Du côté de San Francisco, la ville natale de AirBnB, des mesures ont été mises sur pied à l’automne 2014 pour légaliser et encadrer le service. Les hôtes doivent maintenant s’inscrire à un registre, au coût de 50 dollars. Et s’ils louent tout leur logement, ils ne pourront le faire plus de 90 jours par an. Au-delà des 90 jours, ils devront être sur place. Les voyageurs devront quant à eux être assurés et payer une taxe d’occupation, qui aux États-Unis, est collectée directement par AirBnB à la place des utilisateurs. C’est un pas dans la bonne direction, dont on pourrait s’inspirer ici.

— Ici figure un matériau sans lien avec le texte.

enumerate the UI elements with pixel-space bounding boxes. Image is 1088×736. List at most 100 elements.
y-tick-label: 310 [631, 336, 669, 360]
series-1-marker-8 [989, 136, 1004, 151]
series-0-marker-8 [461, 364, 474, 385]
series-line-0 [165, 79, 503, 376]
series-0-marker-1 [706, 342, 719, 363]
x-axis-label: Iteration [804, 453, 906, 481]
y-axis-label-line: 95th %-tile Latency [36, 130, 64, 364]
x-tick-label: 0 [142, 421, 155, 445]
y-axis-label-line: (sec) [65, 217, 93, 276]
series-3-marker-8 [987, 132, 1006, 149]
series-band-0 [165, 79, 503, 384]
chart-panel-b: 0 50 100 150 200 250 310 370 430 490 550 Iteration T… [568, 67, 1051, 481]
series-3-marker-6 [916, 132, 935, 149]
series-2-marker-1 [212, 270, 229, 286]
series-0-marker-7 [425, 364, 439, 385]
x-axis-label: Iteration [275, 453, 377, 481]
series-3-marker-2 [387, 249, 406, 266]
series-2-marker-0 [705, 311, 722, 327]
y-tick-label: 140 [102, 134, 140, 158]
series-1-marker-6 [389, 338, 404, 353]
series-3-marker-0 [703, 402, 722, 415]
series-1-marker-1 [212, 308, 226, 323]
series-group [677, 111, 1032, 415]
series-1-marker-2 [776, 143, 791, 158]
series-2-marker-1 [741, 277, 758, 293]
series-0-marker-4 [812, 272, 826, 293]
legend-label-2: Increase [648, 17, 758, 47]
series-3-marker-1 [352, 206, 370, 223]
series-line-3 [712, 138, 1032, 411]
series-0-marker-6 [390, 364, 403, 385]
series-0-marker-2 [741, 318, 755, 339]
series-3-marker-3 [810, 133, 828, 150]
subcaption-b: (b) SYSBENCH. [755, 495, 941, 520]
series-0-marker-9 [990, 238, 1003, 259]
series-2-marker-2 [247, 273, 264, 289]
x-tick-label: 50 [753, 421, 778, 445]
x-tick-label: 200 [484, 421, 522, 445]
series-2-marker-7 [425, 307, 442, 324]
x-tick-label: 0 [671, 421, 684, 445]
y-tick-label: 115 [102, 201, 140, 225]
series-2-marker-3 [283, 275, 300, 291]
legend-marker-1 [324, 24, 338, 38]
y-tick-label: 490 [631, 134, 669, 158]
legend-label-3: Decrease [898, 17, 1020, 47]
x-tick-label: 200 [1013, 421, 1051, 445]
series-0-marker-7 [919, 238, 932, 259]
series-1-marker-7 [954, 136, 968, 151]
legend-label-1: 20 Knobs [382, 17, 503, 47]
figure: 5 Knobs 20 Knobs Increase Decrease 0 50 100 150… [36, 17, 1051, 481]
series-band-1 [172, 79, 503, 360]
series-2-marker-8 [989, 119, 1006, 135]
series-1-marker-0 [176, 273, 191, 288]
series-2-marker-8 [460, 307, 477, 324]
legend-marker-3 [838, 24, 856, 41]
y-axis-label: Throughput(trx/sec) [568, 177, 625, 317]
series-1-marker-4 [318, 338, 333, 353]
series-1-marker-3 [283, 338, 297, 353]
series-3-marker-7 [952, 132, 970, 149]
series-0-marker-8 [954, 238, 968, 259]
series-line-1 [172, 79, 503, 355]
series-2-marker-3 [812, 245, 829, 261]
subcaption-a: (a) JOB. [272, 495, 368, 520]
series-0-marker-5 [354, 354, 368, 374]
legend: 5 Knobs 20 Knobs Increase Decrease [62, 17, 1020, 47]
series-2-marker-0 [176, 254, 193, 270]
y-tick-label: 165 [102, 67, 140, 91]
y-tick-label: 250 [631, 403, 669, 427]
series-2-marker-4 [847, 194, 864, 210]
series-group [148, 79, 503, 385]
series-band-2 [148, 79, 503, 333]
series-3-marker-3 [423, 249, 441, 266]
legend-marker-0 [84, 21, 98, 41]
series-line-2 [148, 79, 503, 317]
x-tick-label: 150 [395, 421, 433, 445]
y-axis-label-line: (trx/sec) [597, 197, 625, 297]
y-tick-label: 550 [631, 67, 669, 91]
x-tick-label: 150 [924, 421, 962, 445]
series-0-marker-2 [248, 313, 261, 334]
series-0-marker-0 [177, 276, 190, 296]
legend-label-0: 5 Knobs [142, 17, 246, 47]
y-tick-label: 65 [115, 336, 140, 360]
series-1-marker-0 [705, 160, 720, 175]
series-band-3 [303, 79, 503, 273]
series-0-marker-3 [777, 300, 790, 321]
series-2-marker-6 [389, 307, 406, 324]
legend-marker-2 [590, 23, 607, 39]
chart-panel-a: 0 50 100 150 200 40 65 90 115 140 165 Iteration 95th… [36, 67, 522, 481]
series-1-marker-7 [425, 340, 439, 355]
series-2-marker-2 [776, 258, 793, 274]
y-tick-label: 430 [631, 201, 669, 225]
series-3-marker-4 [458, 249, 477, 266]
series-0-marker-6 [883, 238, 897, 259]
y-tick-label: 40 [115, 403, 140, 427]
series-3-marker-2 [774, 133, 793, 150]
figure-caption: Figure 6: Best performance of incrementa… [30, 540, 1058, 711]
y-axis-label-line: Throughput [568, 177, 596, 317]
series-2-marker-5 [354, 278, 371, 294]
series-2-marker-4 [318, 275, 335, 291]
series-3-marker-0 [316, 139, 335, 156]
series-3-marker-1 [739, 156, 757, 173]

Car peu importe les règlements, aussi archaïques soient-ils, je doute qu’on puisse stopper AirBnB. L’internet a bouleversé nombre d’industries : la musique, la télévision, les journaux, les taxis, le shopping, et j’en passe. Il n’y a pas de retour en arrière, mais nous pouvons encadrer ces nouveaux services afin que ce soit équitable pour tous. Je crois fortement que les hôtels et AirBnB peuvent cohabiter.
Mais l’industrie hôtelière doit s’adapter : proposer des services plus personnalisés, une valeur ajoutée, maintenir un excellent service à la clientèle, un design unique, offrir au voyageur une expérience, viser un différent créneau. Un groupe comme Hilton par exemple, pourrait offrir des logements dans des secteurs résidentiels, décorés comme l’appartement d’un résident, mais brandés avec les valeurs de l’hôtel. Faisons preuve de créativité!
L’autre option est de rester dans son coin à ruminer contre le progrès et envoyer des lettres et des amendes pendant que le train passe. Ça ne me semble pas très intéressant.